Once, Said mentioned to an African American woman that she is a Somali and had lived in Africa. When the woman asked, “Do you speak the ooga-booga language?” Said was startled. “What’s that?” Said asked.

She speaks three languages — Somali, Swahili and English — and at the time knew nothing of Tarzan movies, where such insulting characterizations of African language can be heard.

Meanwhile, Khalid had his own problems at Howard University. Black women he knew looked past his wife’s chocolate-colored skin and focused on her narrow nose, straight hair and thin lips. “Sunni has gone and married a white black woman,” he recalled a friend saying. He lowered his head for shame while recounting the story at his Baltimore home.

His wife stiffened with indignation. “What is a European feature?” she demanded. “What is an African feature? It is an insult to a Somali for someone to ask if you are half-Indian, the way African Americans do. I am not an Indian. I am not white. Only in America. When I walk in London, no one would mistake me for a Nigerian. They look at me and say, ‘You are Somali.’ It’s education, education, education!”

But little is taught of Africa or African Americans in U.S. schools, said Pierre, the anthropologist — an almost exclusive emphasis on white American and European history is a legacy of second-class citizenship that African Americans endure.

After arriving in America, masses of impoverished West Indians and Africans see a land of plenty — and don’t understand why black natives haven’t flourished. The immigrants don’t realize that black Americans were enslaved the longest, and that after emancipation, they lived under legal segregation.

What most African Americans know of black immigrants comes from foreign news accounts and Hollywood, Pierre said. She was hard pressed to recall a major motion picture about Africa — “Out of Africa,” “Gorillas in the Mist,” “I Dreamed of Africa,” “Congo” — that was not set in the jungle.

“Think about it,” she said. “If you’re being bombarded by these images of poor, destituted countries, you don’t want to be associated with that. Think about Tarzan in Africa. You don’t want to be associated with all those people who were depicted as savages. All you know of Africa is primitives, war, destitution, hunger.”

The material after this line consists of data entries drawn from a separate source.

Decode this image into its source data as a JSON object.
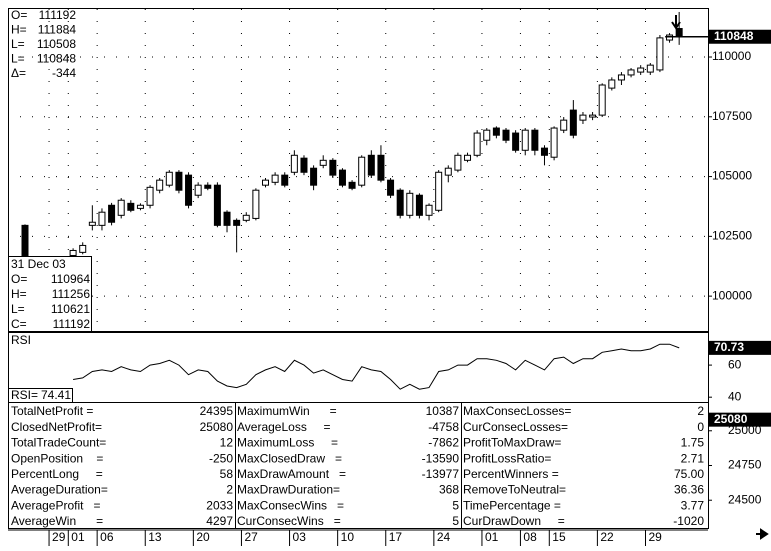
{
  "chart_data": [
    {
      "type": "candlestick",
      "categories": [
        null,
        null,
        null,
        "29",
        null,
        "01",
        null,
        null,
        "06",
        null,
        null,
        null,
        null,
        "13",
        null,
        null,
        null,
        null,
        "20",
        null,
        null,
        null,
        null,
        "27",
        null,
        null,
        null,
        null,
        "03",
        null,
        null,
        null,
        null,
        "10",
        null,
        null,
        null,
        null,
        "17",
        null,
        null,
        null,
        null,
        "24",
        null,
        null,
        null,
        null,
        "01",
        null,
        null,
        null,
        "08",
        null,
        null,
        "15",
        null,
        null,
        null,
        null,
        "22",
        null,
        null,
        null,
        null,
        "29",
        null,
        null,
        null
      ],
      "open": [
        102960,
        null,
        null,
        null,
        null,
        101700,
        101830,
        102960,
        102960,
        103800,
        103380,
        103880,
        103670,
        103800,
        104430,
        104640,
        105180,
        105060,
        104220,
        104640,
        104640,
        103510,
        103170,
        103170,
        103250,
        104640,
        104760,
        105060,
        105180,
        105770,
        105350,
        105470,
        105680,
        105270,
        104760,
        104640,
        105890,
        105890,
        104850,
        104430,
        103380,
        104220,
        103380,
        103590,
        105060,
        105270,
        105680,
        105890,
        106520,
        107030,
        106940,
        106820,
        106100,
        106940,
        106190,
        105810,
        106940,
        107780,
        107360,
        107490,
        107570,
        108700,
        109040,
        109250,
        109370,
        109370,
        109460,
        110710,
        111192
      ],
      "high": [
        103000,
        null,
        null,
        null,
        null,
        102000,
        102250,
        103800,
        103670,
        103900,
        104100,
        104010,
        103880,
        104640,
        104940,
        105270,
        105270,
        105180,
        104760,
        104760,
        104760,
        103590,
        103250,
        103510,
        104510,
        104940,
        105180,
        105180,
        106100,
        105890,
        105470,
        105890,
        105770,
        105350,
        104850,
        105890,
        106100,
        106310,
        104940,
        104510,
        104430,
        104300,
        103880,
        105270,
        105470,
        106000,
        106000,
        106940,
        107030,
        107100,
        107030,
        106940,
        107030,
        107030,
        106310,
        107100,
        107490,
        108200,
        107700,
        107700,
        108900,
        109150,
        109370,
        109540,
        109660,
        109750,
        110920,
        111000,
        111884
      ],
      "low": [
        101490,
        null,
        null,
        null,
        null,
        101600,
        101750,
        102750,
        102750,
        102960,
        103250,
        103510,
        103590,
        103670,
        104300,
        104550,
        104300,
        103670,
        104100,
        104430,
        102880,
        102670,
        101830,
        103090,
        103170,
        104550,
        104640,
        104550,
        105060,
        105060,
        104430,
        105350,
        104940,
        104550,
        104430,
        104550,
        104940,
        104760,
        104100,
        103250,
        103250,
        103250,
        103170,
        103510,
        104760,
        105180,
        105600,
        105810,
        106310,
        106600,
        106400,
        106000,
        105890,
        105890,
        105470,
        105680,
        106820,
        106600,
        107200,
        107360,
        107490,
        108600,
        108830,
        109150,
        109250,
        109250,
        109370,
        110600,
        110508
      ],
      "close": [
        101700,
        null,
        null,
        null,
        null,
        101910,
        102120,
        103090,
        103510,
        103090,
        104010,
        103590,
        103800,
        104550,
        104850,
        105180,
        104430,
        103800,
        104640,
        104510,
        102960,
        102960,
        102960,
        103380,
        104430,
        104850,
        105060,
        104640,
        105890,
        105180,
        104640,
        105680,
        105060,
        104640,
        104510,
        105810,
        105060,
        104850,
        104220,
        103380,
        104300,
        103380,
        103800,
        105180,
        105350,
        105890,
        105890,
        106820,
        106940,
        106730,
        106520,
        106100,
        106940,
        106100,
        105890,
        107030,
        107360,
        106730,
        107570,
        107570,
        108830,
        109040,
        109250,
        109460,
        109540,
        109660,
        110800,
        110920,
        110848
      ],
      "ylim": [
        98500,
        112050
      ],
      "yticks": [
        100000,
        102500,
        105000,
        107500,
        110000
      ],
      "grid": true,
      "up_color": "#ffffff",
      "down_color": "#000000",
      "info_box": [
        {
          "label": "O=",
          "value": 111192
        },
        {
          "label": "H=",
          "value": 111884
        },
        {
          "label": "L=",
          "value": 110508
        },
        {
          "label": "L=",
          "value": 110848
        },
        {
          "label": "Δ=",
          "value": -344
        }
      ],
      "cursor_box": {
        "title": "31 Dec 03",
        "rows": [
          {
            "label": "O=",
            "value": 110964
          },
          {
            "label": "H=",
            "value": 111256
          },
          {
            "label": "L=",
            "value": 110621
          },
          {
            "label": "C=",
            "value": 111192
          }
        ]
      }
    },
    {
      "type": "line",
      "title": "RSI",
      "cursor_label": {
        "label": "RSI=",
        "value": 74.41
      },
      "series": [
        {
          "name": "RSI",
          "color": "#000000",
          "values": [
            47.7,
            null,
            null,
            null,
            null,
            51,
            52,
            56,
            57,
            56,
            59,
            57,
            56,
            60,
            61,
            63,
            60,
            54,
            57,
            56,
            50,
            47,
            46,
            48,
            54,
            57,
            59,
            56,
            63,
            60,
            55,
            57,
            54,
            51,
            50,
            59,
            57,
            56,
            51,
            45,
            48,
            45,
            46,
            56,
            57,
            60,
            60,
            64,
            64,
            63,
            61,
            57,
            63,
            60,
            57,
            64,
            65,
            61,
            64,
            64,
            68,
            69,
            70,
            69,
            69,
            70,
            73,
            73,
            70.73
          ]
        }
      ],
      "ylim": [
        37,
        80
      ],
      "yticks": [
        40,
        60
      ]
    }
  ],
  "equity_axis": {
    "ylim": [
      24300,
      25200
    ],
    "yticks": [
      25000,
      24750,
      24500
    ]
  },
  "stats_table": {
    "columns": [
      [
        [
          "TotalNetProfit =",
          "24395"
        ],
        [
          "ClosedNetProfit=",
          "25080"
        ],
        [
          "TotalTradeCount=",
          "12"
        ],
        [
          "OpenPosition    =",
          "-250"
        ],
        [
          "PercentLong     =",
          "58"
        ],
        [
          "AverageDuration=",
          "2"
        ],
        [
          "AverageProfit   =",
          "2033"
        ],
        [
          "AverageWin      =",
          "4297"
        ]
      ],
      [
        [
          "MaximumWin      =",
          "10387"
        ],
        [
          "AverageLoss     =",
          "-4758"
        ],
        [
          "MaximumLoss     =",
          "-7862"
        ],
        [
          "MaxClosedDraw   =",
          "-13590"
        ],
        [
          "MaxDrawAmount   =",
          "-13977"
        ],
        [
          "MaxDrawDuration=",
          "368"
        ],
        [
          "MaxConsecWins   =",
          "5"
        ],
        [
          "CurConsecWins   =",
          "5"
        ]
      ],
      [
        [
          "MaxConsecLosses=",
          "2"
        ],
        [
          "CurConsecLosses=",
          "0"
        ],
        [
          "ProfitToMaxDraw=",
          "1.75"
        ],
        [
          "ProfitLossRatio=",
          "2.71"
        ],
        [
          "PercentWinners =",
          "75.00"
        ],
        [
          "RemoveToNeutral=",
          "36.36"
        ],
        [
          "TimePercentage =",
          "3.77"
        ],
        [
          "CurDrawDown     =",
          "-1020"
        ]
      ]
    ]
  }
}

Last year, Will Smith, the black American actor, traveled to Mozambique for the first time during the filming of “Ali.” “Everything I knew about Africa was a solid 80 percent false,” he told a reporter for the Los Angeles Times. “I was embarrassed when I realized there were tall buildings and Mercedes and big cities and fine women.

“I was so miseducated,” Smith said. “It has the best and worst of everything. It’s like God visits everywhere else, but he lives in Africa.”

Ethiopian Lily Assegid said Africans also stubbornly hold on to stereotypes. But as in Smith’s case, she said, they can fade away with time.

“When our parents came to this country in the 1950s,” Assegid said, “many of them went to white schools, the better schools, and didn’t interact with African Americans. What they were learning about African Americans was very prejudiced.

“But they didn’t see themselves as what they were hearing African Americans get called,” Assegid said. “They said, ‘No, no, no, we’re Ethiopians. We’re Africans. We’re different.’ They would go back home and spread these stories.”

Now, living in Washington, Assegid doesn’t believe a word her parents and others said. “As far as I’m concerned, African Americans are as much a part of Africa as a newborn child right now,” she said. “They’re a part of the people. The only difference is the culture they were born into. I believe that for all black people.